None of this is magic. All of it is faster than doing it manually.

The weird parts

It's not all smooth. There are genuine oddities:

The memory thing is uncanny. When an agent says "based on what you told me in March about your deploy pipeline," it's jarring in a way that Siri remembering your name isn't. Probably because it's remembering substance, not trivia.

It makes mistakes with confidence. Like a junior dev who read the docs but hasn't been burned yet. It'll suggest a perfectly reasonable approach that happens to break something subtle. You still need to review.

You develop a delegation instinct. After a while you start categorizing tasks: "this I'll do myself, this I'll hand off." It's the same mental model as managing a team, except the team member never sleeps and works at the speed of API calls.
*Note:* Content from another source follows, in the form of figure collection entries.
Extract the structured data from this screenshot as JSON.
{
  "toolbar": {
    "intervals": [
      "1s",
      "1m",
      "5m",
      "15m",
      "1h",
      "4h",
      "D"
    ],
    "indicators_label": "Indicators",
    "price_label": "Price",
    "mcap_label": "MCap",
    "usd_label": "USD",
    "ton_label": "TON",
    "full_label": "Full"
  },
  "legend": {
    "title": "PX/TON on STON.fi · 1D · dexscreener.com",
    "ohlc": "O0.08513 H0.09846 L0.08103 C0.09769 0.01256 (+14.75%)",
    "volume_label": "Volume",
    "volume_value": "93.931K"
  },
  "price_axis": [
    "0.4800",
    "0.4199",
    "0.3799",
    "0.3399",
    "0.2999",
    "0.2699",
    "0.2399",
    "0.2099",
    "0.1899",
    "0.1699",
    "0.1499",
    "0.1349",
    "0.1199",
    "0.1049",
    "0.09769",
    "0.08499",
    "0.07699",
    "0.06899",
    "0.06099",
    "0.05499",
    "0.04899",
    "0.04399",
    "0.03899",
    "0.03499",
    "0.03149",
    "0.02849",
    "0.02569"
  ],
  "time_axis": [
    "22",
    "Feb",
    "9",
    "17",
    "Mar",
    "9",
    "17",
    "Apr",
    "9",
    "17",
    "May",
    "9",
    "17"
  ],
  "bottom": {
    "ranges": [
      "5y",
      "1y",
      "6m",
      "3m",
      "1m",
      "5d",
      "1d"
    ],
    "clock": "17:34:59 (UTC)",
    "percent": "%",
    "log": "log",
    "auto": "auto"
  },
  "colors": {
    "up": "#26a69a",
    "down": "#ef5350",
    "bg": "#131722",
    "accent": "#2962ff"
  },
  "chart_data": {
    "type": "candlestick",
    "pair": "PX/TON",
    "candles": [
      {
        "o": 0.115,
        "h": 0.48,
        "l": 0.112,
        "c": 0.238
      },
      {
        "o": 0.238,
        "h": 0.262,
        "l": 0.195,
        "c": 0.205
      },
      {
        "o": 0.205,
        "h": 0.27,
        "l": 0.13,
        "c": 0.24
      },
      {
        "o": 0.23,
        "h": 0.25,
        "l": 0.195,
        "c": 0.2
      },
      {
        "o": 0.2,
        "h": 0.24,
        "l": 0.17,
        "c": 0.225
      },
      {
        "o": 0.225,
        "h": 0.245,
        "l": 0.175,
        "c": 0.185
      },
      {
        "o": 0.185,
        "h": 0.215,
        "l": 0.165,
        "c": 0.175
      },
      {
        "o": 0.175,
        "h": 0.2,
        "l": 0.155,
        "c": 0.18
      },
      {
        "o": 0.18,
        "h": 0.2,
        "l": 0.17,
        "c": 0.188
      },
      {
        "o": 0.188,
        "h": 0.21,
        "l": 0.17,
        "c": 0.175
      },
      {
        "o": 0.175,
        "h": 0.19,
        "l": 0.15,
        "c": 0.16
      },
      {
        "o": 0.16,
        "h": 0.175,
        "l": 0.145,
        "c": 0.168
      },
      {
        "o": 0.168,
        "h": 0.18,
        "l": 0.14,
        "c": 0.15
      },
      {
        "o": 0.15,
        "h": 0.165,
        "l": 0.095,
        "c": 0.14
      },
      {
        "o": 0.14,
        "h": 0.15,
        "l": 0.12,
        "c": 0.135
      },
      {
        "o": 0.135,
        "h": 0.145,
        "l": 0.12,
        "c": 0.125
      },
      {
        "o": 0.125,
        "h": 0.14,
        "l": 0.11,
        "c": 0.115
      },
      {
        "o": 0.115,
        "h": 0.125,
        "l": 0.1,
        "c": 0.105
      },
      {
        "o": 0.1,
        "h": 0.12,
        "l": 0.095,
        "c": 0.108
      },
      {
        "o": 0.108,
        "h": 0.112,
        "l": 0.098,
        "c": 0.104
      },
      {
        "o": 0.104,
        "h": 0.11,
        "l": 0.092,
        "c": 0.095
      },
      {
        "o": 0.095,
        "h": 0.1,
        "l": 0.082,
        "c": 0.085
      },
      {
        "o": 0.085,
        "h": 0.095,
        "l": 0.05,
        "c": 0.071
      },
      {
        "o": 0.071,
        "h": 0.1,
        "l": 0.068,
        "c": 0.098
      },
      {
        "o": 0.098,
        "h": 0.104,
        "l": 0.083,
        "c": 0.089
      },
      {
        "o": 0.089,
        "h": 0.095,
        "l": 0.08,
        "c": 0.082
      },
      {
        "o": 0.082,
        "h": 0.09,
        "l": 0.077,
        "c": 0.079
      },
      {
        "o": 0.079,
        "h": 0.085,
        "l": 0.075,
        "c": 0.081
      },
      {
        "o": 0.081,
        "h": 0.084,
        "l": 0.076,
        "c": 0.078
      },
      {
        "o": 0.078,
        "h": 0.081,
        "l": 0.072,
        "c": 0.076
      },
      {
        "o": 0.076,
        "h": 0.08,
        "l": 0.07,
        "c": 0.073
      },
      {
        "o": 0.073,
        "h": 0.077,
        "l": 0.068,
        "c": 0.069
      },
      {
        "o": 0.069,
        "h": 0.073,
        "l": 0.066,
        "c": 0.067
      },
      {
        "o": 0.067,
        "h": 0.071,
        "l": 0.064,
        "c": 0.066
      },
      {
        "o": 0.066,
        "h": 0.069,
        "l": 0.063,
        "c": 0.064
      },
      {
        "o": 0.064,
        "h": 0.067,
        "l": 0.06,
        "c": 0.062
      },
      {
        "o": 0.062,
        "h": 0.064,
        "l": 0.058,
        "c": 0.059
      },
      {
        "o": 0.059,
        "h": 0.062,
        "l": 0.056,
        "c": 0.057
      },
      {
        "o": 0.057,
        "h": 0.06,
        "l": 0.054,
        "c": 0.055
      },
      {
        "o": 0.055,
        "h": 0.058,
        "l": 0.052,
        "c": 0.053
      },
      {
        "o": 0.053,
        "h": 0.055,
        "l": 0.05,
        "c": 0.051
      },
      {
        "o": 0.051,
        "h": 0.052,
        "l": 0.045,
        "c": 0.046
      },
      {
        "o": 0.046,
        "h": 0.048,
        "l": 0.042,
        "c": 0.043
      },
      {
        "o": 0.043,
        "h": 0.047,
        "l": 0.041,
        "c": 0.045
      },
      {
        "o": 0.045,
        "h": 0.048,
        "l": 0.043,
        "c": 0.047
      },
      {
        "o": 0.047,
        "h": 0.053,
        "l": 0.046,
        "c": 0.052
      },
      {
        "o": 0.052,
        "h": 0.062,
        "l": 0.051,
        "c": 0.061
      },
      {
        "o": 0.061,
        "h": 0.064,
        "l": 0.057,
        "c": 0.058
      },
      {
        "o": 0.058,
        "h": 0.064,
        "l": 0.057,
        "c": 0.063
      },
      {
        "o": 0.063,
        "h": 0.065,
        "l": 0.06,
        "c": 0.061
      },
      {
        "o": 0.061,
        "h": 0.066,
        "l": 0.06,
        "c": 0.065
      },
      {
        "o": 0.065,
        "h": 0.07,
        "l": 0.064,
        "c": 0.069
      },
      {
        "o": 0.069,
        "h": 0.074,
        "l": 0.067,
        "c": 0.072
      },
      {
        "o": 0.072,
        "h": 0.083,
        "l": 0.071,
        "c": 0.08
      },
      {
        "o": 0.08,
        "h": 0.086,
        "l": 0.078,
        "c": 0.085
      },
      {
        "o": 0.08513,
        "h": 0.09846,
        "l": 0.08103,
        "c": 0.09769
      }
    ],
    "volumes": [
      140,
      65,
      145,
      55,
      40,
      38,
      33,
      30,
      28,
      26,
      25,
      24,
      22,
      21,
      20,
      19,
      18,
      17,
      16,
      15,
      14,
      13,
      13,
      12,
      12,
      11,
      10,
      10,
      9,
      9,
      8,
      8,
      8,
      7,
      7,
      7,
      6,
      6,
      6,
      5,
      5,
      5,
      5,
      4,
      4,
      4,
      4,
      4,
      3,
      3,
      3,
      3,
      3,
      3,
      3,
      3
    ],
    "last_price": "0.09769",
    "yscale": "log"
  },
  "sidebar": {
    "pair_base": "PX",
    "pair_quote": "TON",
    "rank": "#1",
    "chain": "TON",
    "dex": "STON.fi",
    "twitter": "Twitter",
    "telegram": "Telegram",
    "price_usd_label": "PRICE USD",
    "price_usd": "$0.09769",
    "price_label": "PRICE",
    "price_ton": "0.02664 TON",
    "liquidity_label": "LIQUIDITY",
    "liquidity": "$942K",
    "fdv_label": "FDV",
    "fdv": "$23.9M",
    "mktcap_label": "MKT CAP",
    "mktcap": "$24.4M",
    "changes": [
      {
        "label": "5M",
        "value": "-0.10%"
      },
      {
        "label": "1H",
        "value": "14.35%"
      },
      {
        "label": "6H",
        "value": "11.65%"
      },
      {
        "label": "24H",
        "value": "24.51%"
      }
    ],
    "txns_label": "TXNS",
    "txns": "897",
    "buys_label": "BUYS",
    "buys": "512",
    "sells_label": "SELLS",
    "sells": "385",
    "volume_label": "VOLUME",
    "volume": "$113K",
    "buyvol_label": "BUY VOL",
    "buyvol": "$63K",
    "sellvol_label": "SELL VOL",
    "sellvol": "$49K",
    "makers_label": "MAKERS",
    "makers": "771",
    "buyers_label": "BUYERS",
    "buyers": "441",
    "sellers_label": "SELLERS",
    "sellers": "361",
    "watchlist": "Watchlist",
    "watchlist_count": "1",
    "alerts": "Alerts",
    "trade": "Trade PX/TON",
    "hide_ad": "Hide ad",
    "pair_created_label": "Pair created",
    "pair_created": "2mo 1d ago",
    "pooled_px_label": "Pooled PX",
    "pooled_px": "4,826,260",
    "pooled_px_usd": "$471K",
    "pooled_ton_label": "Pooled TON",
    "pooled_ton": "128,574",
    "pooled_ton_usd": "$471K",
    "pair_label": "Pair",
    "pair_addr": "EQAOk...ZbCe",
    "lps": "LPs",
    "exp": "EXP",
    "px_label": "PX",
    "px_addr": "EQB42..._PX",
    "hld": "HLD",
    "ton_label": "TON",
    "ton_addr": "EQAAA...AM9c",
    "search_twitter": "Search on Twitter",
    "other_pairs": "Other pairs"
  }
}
It changes what you attempt. Tasks I'd have deferred — "I should audit all those project URLs," "I should write more blog posts," "I should check if the SEO metadata is consistent" — I just ask the agent to do them. The activation energy drops to near zero.

What it doesn't replace

Let me be clear about what this isn't:

  • It doesn't replace understanding. If you don't know how your deploy pipeline works, you can't evaluate whether the agent's suggestion is good.
  • It doesn't replace judgment. It'll happily implement whatever you ask, even if what you ask is wrong.
  • It doesn't replace taste. The blog post it drafts needs a human edit. The architecture it suggests needs a human review.

What it replaces is the mechanical overhead. The "clone the repo, grep for the pattern, read five files, write the change, commit, push, open PR" dance. That stuff was never the hard part — but it was always the time-consuming part.

Should you use an AI agent?

If you're a solo developer or on a small team, and you find yourself spending more time on process than on product — maybe. The tooling is still early, and there's a real setup cost. You have to configure it, teach it your preferences, build up the skill library.

But if you're the kind of person who has 15 side projects and finishes 2 of them, an agent that reduces the activation energy on the boring parts might be the difference between "I should write that blog post" and actually writing it.

I wrote this post. But the agent drafted the first version, checked my grammar, and will publish it when I say go. That's the workflow now. It's weird, and it works.